Old Time Fiddler’s Learning Path

For those who do not know much about this interesting style, Old Time Fiddling is generally from the 1800’s or earlier and often features alternative “open” tunings that can change from song to song.  Its primary use as a single-instrument dance accompaniment requires players to have a deep sense of rhythm or “groove” and have a mastery of dynamics and bow accents in their arsenal of techniques and tricks that offset the often single-chord harmonic limitations inherent in the tunings typically used in Old Time songs.


Old Time Fiddler’s are a special breed.  Often you know very little of how music works or even what the names of the notes you are playing are!  …but the tunes you play are WAY-COOL in my opinion!  The average Old Time Fiddler will most likely have a good ear and quite a bit of playing experience already, and are usually a bit of a renegade as personality types go.  Even though I personally came from the opposite end of the musical spectrum initially,** I am definitely hip to doing things in your own way!  …it is a cornerstone of the Fiddle Jam Method and you are most welcome here!!

If you are an Old Time Fiddle specialist and have found your way to this page, it’s a good bet that you are now simply desiring to know more.  Maybe you are looking to get more stylistically current?  As stated, Old Time tunes are generally from the 1800’s or older.  A “next step” for many Old Timers, Bluegrass, though still ancient sounding to most, is a much more modern invention (1930-40’s) that mixed blues with “mountain” music, and played it hard and fast, and by comparison, was more for listening than dancing.  Though still pretty simple harmonically, it typically uses three-chord (I-IV-V) backups that are ofter “tater-ed” creatively using double string drone notes.

Music notation might also be foreign to Old Time Fidders who often only know a finger number system we call “Fiddler’s Tab.”  Bluegrass players are often “non-readers” too, but since they most often stay in standard G-D-A-E tuning, have developed their own system of Note Names and Finger Numbers.  You’ll often find both these systems under our traditional Staff Music Notation examples.  It is good to know the differences between these and will do a player no harm to be familiar with all three systems.

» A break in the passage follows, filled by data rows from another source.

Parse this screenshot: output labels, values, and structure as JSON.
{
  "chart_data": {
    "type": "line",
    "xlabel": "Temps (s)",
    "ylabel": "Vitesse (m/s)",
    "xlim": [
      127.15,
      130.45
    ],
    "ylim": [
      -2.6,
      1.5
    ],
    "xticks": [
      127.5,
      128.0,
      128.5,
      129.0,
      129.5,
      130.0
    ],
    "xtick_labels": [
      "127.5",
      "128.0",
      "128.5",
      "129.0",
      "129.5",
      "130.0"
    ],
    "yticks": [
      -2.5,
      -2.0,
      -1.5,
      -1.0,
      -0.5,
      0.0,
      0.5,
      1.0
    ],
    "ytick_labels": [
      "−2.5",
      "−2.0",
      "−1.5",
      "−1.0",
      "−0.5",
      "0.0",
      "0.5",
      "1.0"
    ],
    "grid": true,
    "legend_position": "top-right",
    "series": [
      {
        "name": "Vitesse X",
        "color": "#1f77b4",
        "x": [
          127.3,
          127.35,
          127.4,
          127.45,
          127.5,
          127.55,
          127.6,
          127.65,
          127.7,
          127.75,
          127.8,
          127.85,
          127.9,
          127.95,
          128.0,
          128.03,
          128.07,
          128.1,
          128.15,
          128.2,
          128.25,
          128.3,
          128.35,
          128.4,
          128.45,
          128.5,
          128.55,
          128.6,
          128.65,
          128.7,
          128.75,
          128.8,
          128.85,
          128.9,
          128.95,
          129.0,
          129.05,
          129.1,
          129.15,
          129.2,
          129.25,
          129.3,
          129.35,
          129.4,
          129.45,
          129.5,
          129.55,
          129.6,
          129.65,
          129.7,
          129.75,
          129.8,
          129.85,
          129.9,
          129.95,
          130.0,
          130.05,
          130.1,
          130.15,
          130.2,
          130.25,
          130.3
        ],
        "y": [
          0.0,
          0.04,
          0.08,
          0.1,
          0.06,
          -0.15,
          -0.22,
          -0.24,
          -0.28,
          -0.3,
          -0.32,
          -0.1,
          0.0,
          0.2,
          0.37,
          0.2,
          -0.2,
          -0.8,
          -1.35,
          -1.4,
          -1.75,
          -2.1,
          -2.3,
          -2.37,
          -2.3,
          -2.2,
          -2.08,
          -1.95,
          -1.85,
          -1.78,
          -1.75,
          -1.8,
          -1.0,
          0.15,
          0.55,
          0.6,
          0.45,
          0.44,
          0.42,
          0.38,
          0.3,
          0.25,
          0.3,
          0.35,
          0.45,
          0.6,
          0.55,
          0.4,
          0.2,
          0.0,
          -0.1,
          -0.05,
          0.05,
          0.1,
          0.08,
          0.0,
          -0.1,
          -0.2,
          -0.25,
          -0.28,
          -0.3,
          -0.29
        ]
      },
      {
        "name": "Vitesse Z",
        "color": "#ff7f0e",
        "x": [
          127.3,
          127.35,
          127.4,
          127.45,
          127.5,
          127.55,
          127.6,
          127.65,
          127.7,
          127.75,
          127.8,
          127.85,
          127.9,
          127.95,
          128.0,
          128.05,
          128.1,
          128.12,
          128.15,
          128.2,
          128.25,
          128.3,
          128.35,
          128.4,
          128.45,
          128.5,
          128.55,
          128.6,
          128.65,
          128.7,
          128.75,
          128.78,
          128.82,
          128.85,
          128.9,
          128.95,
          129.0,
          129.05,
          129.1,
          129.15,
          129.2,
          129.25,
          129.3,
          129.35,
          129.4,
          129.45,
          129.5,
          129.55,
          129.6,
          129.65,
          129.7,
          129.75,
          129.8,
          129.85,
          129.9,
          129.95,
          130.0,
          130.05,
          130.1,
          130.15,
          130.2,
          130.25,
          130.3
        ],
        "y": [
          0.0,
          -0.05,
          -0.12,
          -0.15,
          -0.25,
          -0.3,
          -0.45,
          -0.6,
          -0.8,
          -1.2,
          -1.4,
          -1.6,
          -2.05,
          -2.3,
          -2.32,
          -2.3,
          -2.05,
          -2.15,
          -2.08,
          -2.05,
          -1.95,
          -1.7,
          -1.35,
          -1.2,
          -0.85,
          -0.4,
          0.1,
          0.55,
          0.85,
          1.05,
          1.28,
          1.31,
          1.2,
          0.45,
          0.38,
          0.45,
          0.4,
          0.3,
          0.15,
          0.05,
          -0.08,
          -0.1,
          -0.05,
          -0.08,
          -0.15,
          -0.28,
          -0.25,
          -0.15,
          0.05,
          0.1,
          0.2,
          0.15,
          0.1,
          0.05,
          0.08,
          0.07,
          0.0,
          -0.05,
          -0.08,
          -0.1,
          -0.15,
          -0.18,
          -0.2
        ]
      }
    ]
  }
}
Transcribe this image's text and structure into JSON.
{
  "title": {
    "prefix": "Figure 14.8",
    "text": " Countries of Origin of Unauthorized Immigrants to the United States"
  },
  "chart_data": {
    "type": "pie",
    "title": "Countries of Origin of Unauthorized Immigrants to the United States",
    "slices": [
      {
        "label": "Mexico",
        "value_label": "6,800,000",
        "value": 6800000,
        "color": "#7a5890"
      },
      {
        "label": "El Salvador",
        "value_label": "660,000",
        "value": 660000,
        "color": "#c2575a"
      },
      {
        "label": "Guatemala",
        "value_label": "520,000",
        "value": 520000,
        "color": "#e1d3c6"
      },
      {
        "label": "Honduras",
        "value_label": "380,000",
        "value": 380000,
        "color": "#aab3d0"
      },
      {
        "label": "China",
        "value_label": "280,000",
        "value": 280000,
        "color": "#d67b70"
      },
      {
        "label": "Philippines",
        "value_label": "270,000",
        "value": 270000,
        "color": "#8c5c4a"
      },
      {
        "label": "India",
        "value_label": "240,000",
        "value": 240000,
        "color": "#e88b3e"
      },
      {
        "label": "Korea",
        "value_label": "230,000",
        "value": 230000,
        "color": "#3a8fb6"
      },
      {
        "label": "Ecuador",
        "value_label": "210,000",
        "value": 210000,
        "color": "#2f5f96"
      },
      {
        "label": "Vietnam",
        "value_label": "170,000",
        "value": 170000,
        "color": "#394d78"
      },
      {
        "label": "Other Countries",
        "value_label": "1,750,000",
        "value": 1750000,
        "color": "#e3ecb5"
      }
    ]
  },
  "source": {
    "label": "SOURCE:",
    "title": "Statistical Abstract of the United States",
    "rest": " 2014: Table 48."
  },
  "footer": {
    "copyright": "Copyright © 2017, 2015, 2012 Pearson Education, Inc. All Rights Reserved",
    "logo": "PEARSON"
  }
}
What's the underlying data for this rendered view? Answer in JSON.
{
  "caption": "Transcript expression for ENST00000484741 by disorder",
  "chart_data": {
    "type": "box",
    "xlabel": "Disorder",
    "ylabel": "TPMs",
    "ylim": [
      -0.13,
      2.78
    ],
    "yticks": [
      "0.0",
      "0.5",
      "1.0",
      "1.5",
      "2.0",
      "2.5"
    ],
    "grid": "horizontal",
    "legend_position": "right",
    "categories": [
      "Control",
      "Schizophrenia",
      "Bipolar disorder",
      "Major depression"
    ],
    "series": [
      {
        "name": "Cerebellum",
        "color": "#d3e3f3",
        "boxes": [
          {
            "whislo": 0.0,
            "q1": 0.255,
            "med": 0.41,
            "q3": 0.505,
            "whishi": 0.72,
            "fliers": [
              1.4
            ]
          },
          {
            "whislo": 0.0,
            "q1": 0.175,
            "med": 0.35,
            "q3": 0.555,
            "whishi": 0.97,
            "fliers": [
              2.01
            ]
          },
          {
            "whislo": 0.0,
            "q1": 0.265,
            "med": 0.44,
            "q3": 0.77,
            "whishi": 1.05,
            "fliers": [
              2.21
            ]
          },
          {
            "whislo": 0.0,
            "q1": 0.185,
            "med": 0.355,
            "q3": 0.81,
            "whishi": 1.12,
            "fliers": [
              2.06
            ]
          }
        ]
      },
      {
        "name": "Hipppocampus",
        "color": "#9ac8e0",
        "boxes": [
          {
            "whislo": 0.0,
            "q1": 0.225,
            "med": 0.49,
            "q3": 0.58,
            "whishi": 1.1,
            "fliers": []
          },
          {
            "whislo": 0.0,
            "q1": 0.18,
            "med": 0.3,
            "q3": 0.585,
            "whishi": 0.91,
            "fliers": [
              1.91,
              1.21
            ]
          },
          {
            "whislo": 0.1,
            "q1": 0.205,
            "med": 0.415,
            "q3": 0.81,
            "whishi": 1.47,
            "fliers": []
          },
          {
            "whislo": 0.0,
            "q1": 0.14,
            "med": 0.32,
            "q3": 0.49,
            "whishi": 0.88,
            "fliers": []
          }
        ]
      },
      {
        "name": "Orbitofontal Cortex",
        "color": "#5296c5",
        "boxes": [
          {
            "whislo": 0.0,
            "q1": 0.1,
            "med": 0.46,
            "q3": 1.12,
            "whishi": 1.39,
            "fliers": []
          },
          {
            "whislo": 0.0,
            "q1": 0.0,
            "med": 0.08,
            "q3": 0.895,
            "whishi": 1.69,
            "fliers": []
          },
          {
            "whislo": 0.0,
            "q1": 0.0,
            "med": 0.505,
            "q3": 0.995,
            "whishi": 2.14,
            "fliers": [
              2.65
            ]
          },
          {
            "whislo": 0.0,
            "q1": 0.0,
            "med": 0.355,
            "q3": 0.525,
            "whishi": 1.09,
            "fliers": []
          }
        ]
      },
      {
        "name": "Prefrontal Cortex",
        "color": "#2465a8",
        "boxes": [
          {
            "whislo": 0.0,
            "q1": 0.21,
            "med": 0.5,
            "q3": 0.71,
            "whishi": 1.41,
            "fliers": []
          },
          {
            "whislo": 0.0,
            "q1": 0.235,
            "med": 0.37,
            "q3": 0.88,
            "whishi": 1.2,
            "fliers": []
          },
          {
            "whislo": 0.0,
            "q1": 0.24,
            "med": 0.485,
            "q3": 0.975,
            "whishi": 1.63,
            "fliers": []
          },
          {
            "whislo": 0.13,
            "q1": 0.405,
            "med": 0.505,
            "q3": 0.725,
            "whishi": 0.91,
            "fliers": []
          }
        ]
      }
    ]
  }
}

Of course, if you are looking to jump right in to more historically current styles, you’ll find 100’s of lessons in the FJi Library to appease you!

Check out these preparatory lessons:

  1. Note Name/Finger Number notation
  2. Fiddler’s Tab notation
  3. Major scales prep
  4. The note number system
  5. That Fiddle Sound

Then try these subjects:

  1. Bluegrass Section
  2. Tater
  3. I-IV-V

Further Studies:

**Side note from above: As I’ve mentioned in various videos in the FJi Library, my personal fiddling style trajectory took a turn when I heard Old Time fiddle master Bruce Molsky for the first time at an American String Teacher Conference (ASTA) back around 2002.  I thought that I had the groove thing “down” after decades of being a Blues-Rock-Zydeco-Fusion violinist until I heard Bruce creating grooves with a single violin that were as deep as any Led Zepplin tune!  Pretty cool.